Asi tabi ki de onun niye geldiğini adı gibi biliyordu. Alaz yine kendi bildiğini okuyarak, uyuyacağı ana kadar onu beklemiş ve uyuduğunu söylediğinde de her zamanki gibi balkondan odaya girmişti. Ağzındaki kırmızı gülle birlikte.. Asi bu manzarayı gördükçe kahkaha atma isteği giderek daha da fazla çoğalıyordu. Genç kız, sorduğu soru havada asılı kaldığında, adamın az önce kucağına koşturan Hamuş'u kucağına aldığı için ağzındaki gül nedeniyle konuşamayacağını fark etti. Bu nedenle birkaç adım atarak ilerlemiş ve gözlerini Alaz'ın gözlerine dikerek, adamın ağzındaki gülü dikkatlice eline almıştı. Bunu yaparken de nasıl oldu da kahkaha atmadan durabilmişti, kendisi de bilmiyordu doğrusu.
"Şey için geldim ben." dedi Alaz, sevgilisi ağzındaki gülü alır almaz kızın sorduğu soruya yanıt vererek. "Kitabı iade etmeye.."
Asi o sırada adamın yanında kitap namına hiçbir şey olmadığını fark etmesine rağmen bu konuda herhangi bir yorum yapmamıştı. Arkadaşları da bunu fark etmemiş gibiydi. Bu nedenle bu konu arada kaynayabilirdi.
"Okudun mu bir gecede?" diye sordu Melike de o sırada gülmemek için kendisiyle savaş vererek. Şaşkınlığı nihayet geçmiş ve bu olayı aşırı komik ve tatlı bulmuştu. "Bu ne hız?"
"Yarısını burada okumuştum zaten." dedi Alaz, Melike'nin sorusuna da cevap vererek. Bir yandan da kucağında mayışan kediyi durmaksızın okşamaya devam ediyordu. "Diğer yarısını da eve gidince okudum. Sıkıntıdan hep.. Sevgilimi göremeyince, kitaplara sardım diyelim."
"Vah vah.." demişti Melike kafasını aşağı yukarı sallayarak. "Ama keşke aklımızı almasaydın be enişte. Valla ödüm bokuma karıştı sen bir anda pat diye içeri girdiğinde."

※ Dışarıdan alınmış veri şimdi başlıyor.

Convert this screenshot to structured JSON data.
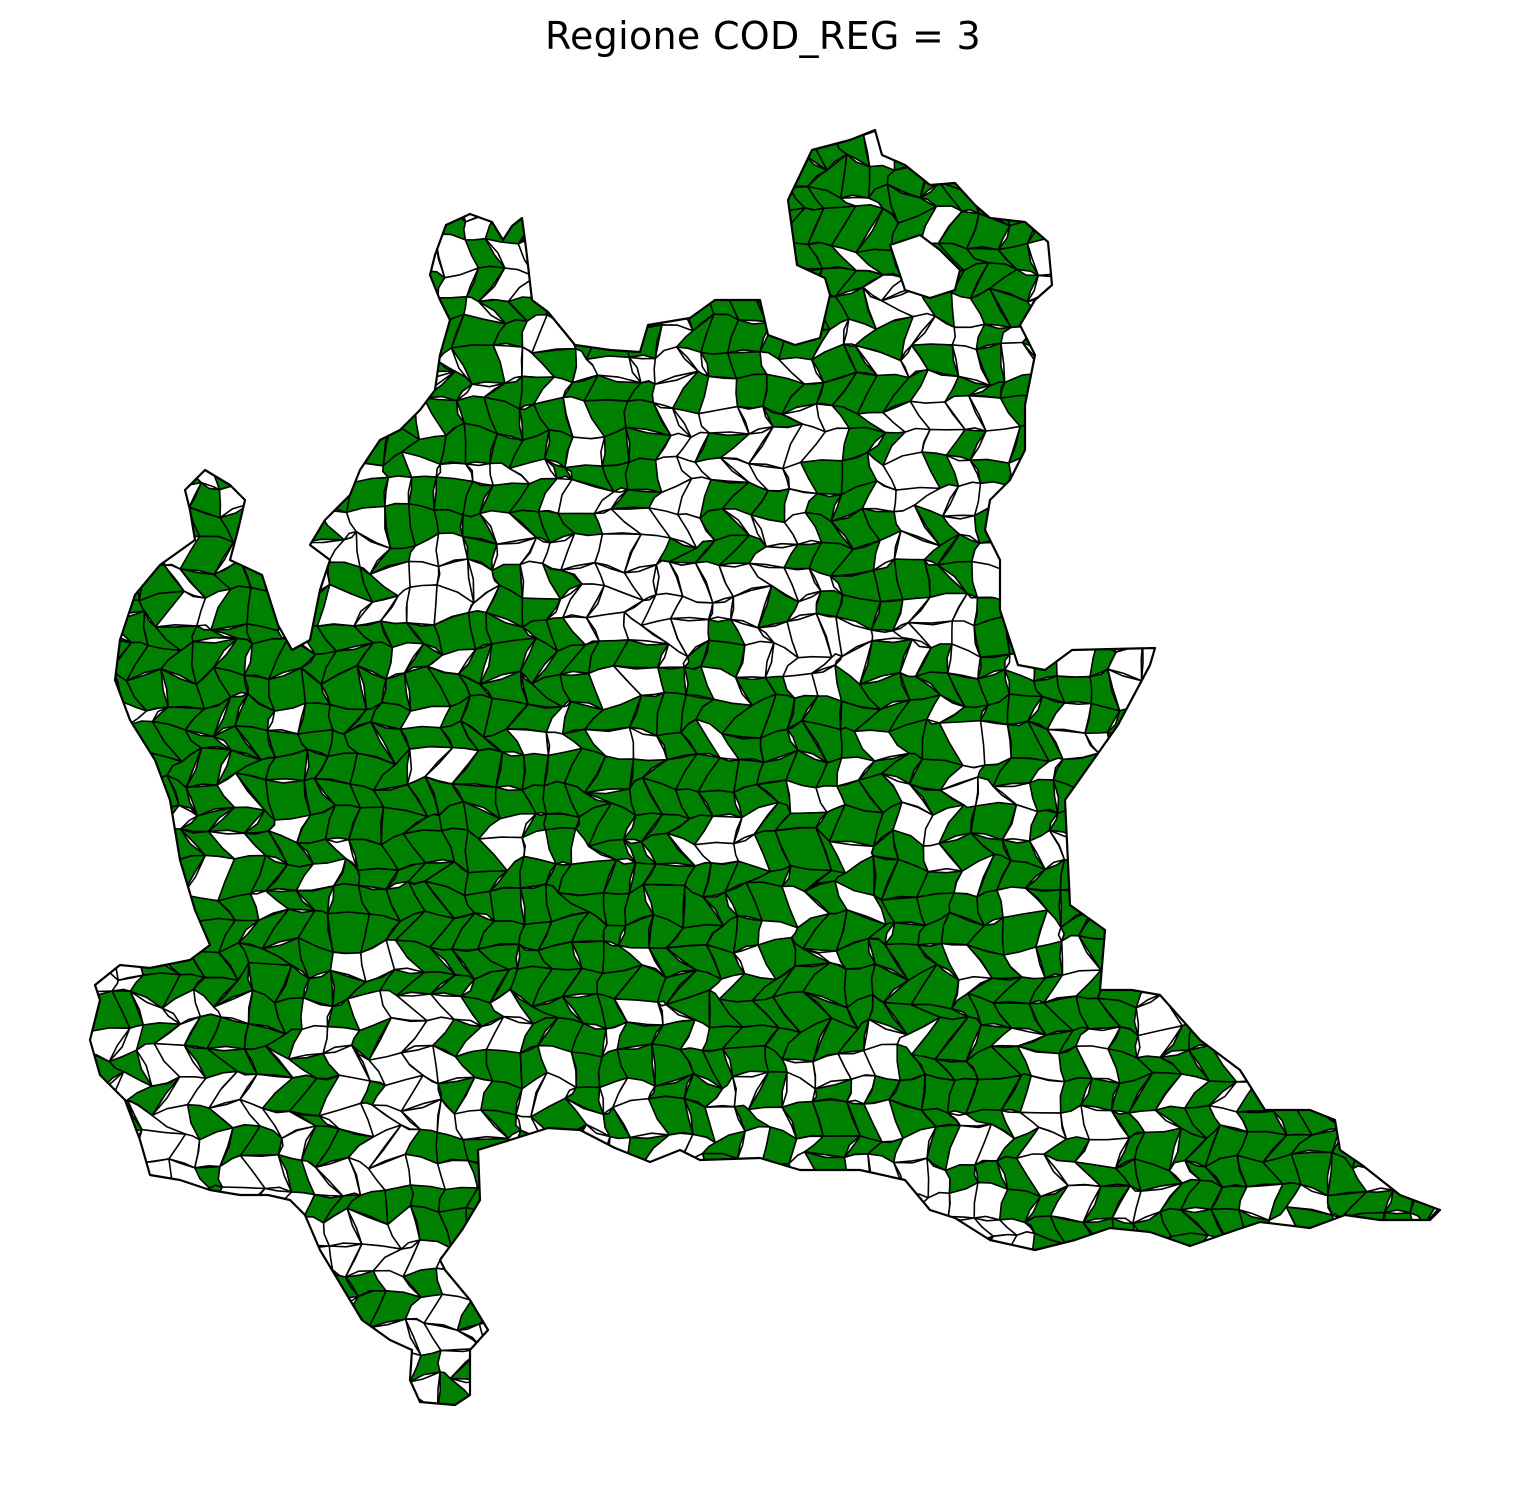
{
  "title": "Regione COD_REG = 3",
  "colors": {
    "highlight_fill": "#008000",
    "other_fill": "#ffffff",
    "border": "#000000",
    "background": "#ffffff"
  },
  "map": {
    "region_code": 3,
    "fill_categories": [
      "highlighted",
      "not-highlighted"
    ],
    "axes_visible": false
  }
}
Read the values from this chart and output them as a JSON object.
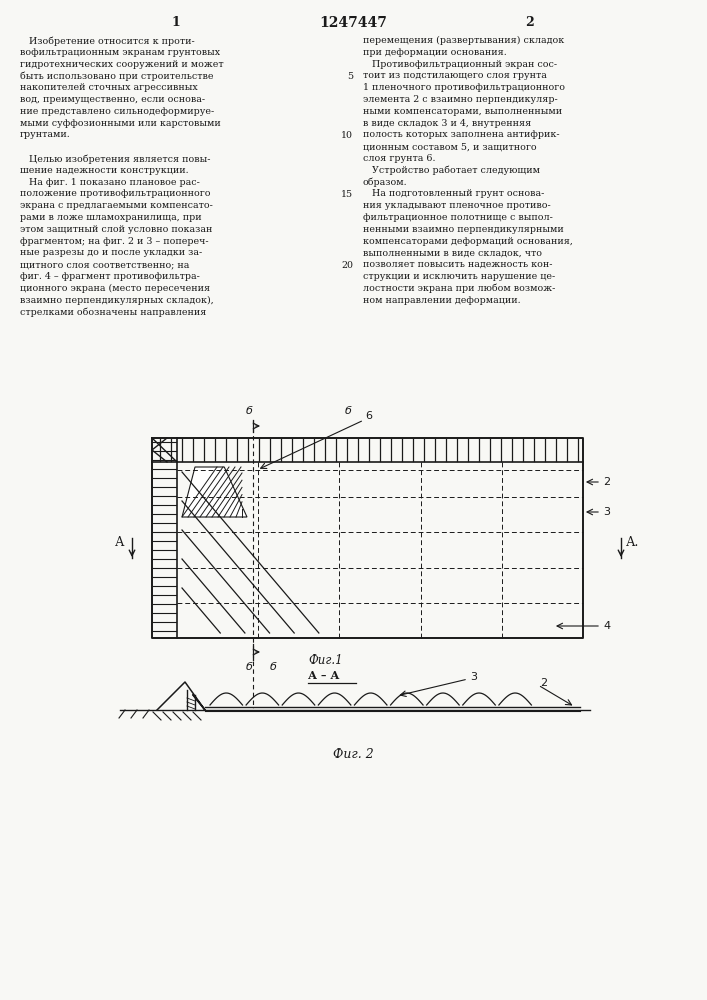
{
  "page_width": 7.07,
  "page_height": 10.0,
  "bg_color": "#f8f8f5",
  "text_color": "#1a1a1a",
  "title_number": "1247447",
  "col1_text": [
    "   Изобретение относится к проти-",
    "вофильтрационным экранам грунтовых",
    "гидротехнических сооружений и может",
    "быть использовано при строительстве",
    "накопителей сточных агрессивных",
    "вод, преимущественно, если основа-",
    "ние представлено сильнодеформируе-",
    "мыми суффозионными или карстовыми",
    "грунтами.",
    "",
    "   Целью изобретения является повы-",
    "шение надежности конструкции.",
    "   На фиг. 1 показано плановое рас-",
    "положение противофильтрационного",
    "экрана с предлагаемыми компенсато-",
    "рами в ложе шламохранилища, при",
    "этом защитный слой условно показан",
    "фрагментом; на фиг. 2 и 3 – попереч-",
    "ные разрезы до и после укладки за-",
    "щитного слоя соответственно; на",
    "фиг. 4 – фрагмент противофильтра-",
    "ционного экрана (место пересечения",
    "взаимно перпендикулярных складок),",
    "стрелками обозначены направления"
  ],
  "col2_text": [
    "перемещения (развертывания) складок",
    "при деформации основания.",
    "   Противофильтрационный экран сос-",
    "тоит из подстилающего слоя грунта",
    "1 пленочного противофильтрационного",
    "элемента 2 с взаимно перпендикуляр-",
    "ными компенсаторами, выполненными",
    "в виде складок 3 и 4, внутренняя",
    "полость которых заполнена антифрик-",
    "ционным составом 5, и защитного",
    "слоя грунта 6.",
    "   Устройство работает следующим",
    "образом.",
    "   На подготовленный грунт основа-",
    "ния укладывают пленочное противо-",
    "фильтрационное полотнище с выпол-",
    "ненными взаимно перпендикулярными",
    "компенсаторами деформаций основания,",
    "выполненными в виде складок, что",
    "позволяет повысить надежность кон-",
    "струкции и исключить нарушение це-",
    "лостности экрана при любом возмож-",
    "ном направлении деформации."
  ],
  "line_nums_col2": {
    "3": "5",
    "8": "10",
    "13": "15",
    "19": "20"
  },
  "fig1_label": "Фиг.1",
  "fig2_label": "Фиг. 2",
  "aa_label": "А – А"
}
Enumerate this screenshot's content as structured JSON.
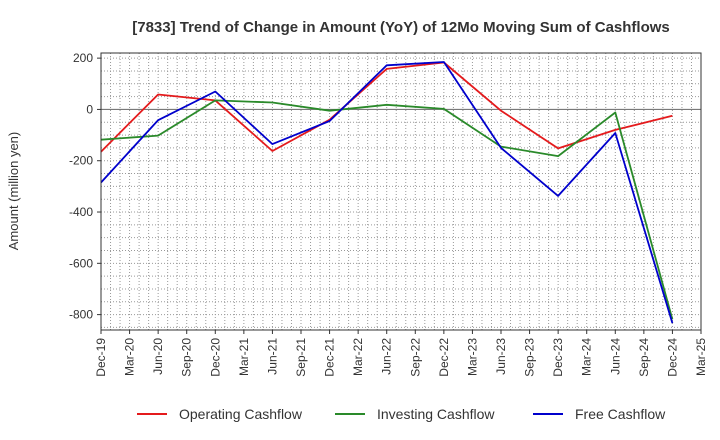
{
  "chart_data": {
    "type": "line",
    "title": "[7833]  Trend of Change in Amount (YoY) of 12Mo Moving Sum of Cashflows",
    "xlabel": "",
    "ylabel": "Amount (million yen)",
    "ylim": [
      -860,
      220
    ],
    "yticks": [
      200,
      0,
      -200,
      -400,
      -600,
      -800
    ],
    "ytick_labels": [
      "200",
      "0",
      "-200",
      "-400",
      "-600",
      "-800"
    ],
    "categories": [
      "Dec-19",
      "Mar-20",
      "Jun-20",
      "Sep-20",
      "Dec-20",
      "Mar-21",
      "Jun-21",
      "Sep-21",
      "Dec-21",
      "Mar-22",
      "Jun-22",
      "Sep-22",
      "Dec-22",
      "Mar-23",
      "Jun-23",
      "Sep-23",
      "Dec-23",
      "Mar-24",
      "Jun-24",
      "Sep-24",
      "Dec-24",
      "Mar-25"
    ],
    "grid": true,
    "legend_position": "bottom",
    "series": [
      {
        "name": "Operating Cashflow",
        "color": "#e41a1c",
        "values": [
          -165,
          null,
          58,
          null,
          35,
          null,
          -162,
          null,
          -40,
          null,
          158,
          null,
          183,
          null,
          -5,
          null,
          -152,
          null,
          -80,
          null,
          -25,
          null
        ]
      },
      {
        "name": "Investing Cashflow",
        "color": "#2a8a2a",
        "values": [
          -118,
          null,
          -102,
          null,
          35,
          null,
          27,
          null,
          -5,
          null,
          18,
          null,
          2,
          null,
          -145,
          null,
          -182,
          null,
          -12,
          null,
          -818,
          null
        ]
      },
      {
        "name": "Free Cashflow",
        "color": "#0000cc",
        "values": [
          -285,
          null,
          -42,
          null,
          70,
          null,
          -135,
          null,
          -45,
          null,
          172,
          null,
          185,
          null,
          -150,
          null,
          -337,
          null,
          -92,
          null,
          -833,
          null
        ]
      }
    ]
  }
}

"Sizi korkutmak gibi bir niyetim yoktu kızlar. Kusura bakmayın." demişti Alaz omuzlarını rahat bir tavırla silkerek. "Ben Asi odada sanıyordum. O yüzden öyle pat diye girdim içeri."
"Balkondan?" demişti Melike kıkırdayarak ağzını kapatırken. Bunun üzerine Çağla da başını öne eğmiş ve sessizce gülmüştü. "21. yüzyıl Romeo'suyla karşı karşıyayız arkadaşlar."
"Bu da ağzındaki gülü açıklıyor zaten." dedi Ceren gülümseyerek Alaz'a baktığında. Ama bu konuyu fazla uzatmak istememiş ve Melike densiz bir yorum yapmadan önce müdahale etme gereği hissetmişti. "Her neyse kızlar. Çok geç oldu. Yatalım artık biz. Hadi."
"Ama-"
"Yürü Melike." dedi Ceren itiraz kabul etmediğini son derece belli eden bir tonlamayla kızın lafını bölerek. Melike, Asi ile çok fazla uğraşmaya başlamıştı ve Ceren ona bu konuda uyarılarda bulunmayı aklına koymuştu. Alaz'ın Asi olmadan uyumak istememesi konusu ona da diğer kızlar kadar tatlı geldiği için onları bir an önce yalnız bırakmaları gerektiğinin bilincinde Melike'ye delici bir bakış attı. Hemen sonrasında ise kibarca gülümseyerek odanın ortasında dikilen adama doğru dönmüştü. "İyi geceler Alaz."